Surprisingly limited use was made of the long serving regulars of the West India Regiment during World War I. However, in 1915 a second West Indies regiment was formed from Caribbean volunteers who had made their way to Britain. Initially, these volunteers were drafted into a variety of units within the British Army, but in 1915 it was decided to group them together into a single regiment, named the British West Indies Regiment. The similarity of titles has sometimes led to confusion between this war-time unit and the long established West India Regiment. Both were recruited from black Caribbean recruits and a number of officers from the WIR were transferred to the BWIR.
The regiment played a significant role in the First World War, especially in Palestine and Jordan where they were employed in military operations against the Turkish Army. A total of 15,600 men of the British West Indies Regiment served with the Allied forces. Jamaica contributed two-thirds of these volunteers, while others came from Trinidad and Tobago, Barbados, the Bahamas, British Honduras, Grenada, British Guiana (now Guyana), the Leeward Islands, St Lucia and St Vincent. Nearly 5,000 more subsequently volunteered.

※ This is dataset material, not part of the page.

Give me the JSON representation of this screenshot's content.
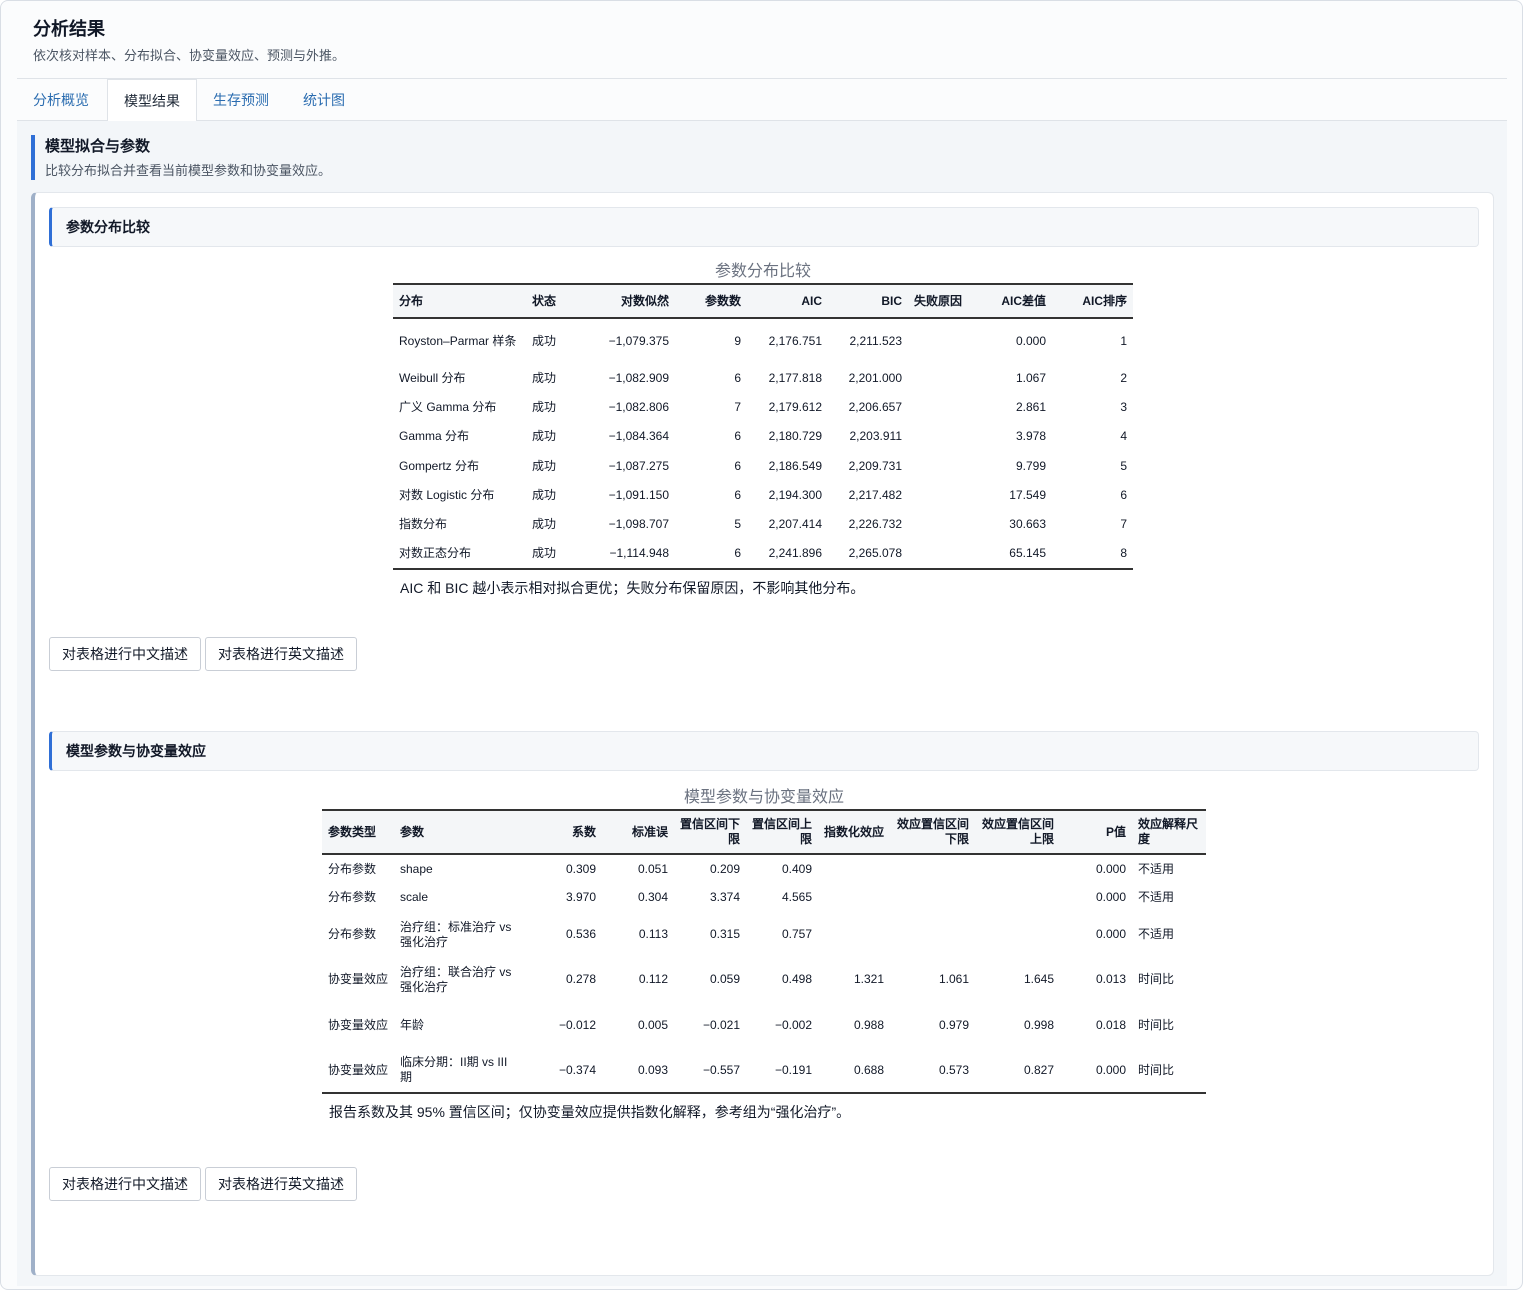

Another West Indies regiment was formed in 1944, this time called the Caribbean Regiment. This consisted of members of the local militia forces, as well as direct recruits. The regiment conducted brief training in Trinidad and the United States, before being sent to Italy. Once there, the regiment performed a number of general duties behind the front lines—these included the escort of 4,000 prisoners of war from Italy to Egypt. Subsequently, the regiment undertook mine clearance around the Suez Canal. The regiment returned to the Caribbean in 1946 to be disbanded, having not seen front line action—this was due to inadequate training and partly because of the political impact in the British West Indies if it had incurred heavy casualties.
As noted above, the West India Regiment provided detachments for service in West Africa for over a hundred years. This began when the 2nd WIR was sent to Sierra Leone to quell a rebellion of 'settlers' (freed slaves) in 1819. Upon completion of their service, some soldiers of this and subsequent WIR regiments remained in West Africa and intermarried with other Sierra Leone Creole Settlers, whose descendants today are the Sierra Leone Creole people.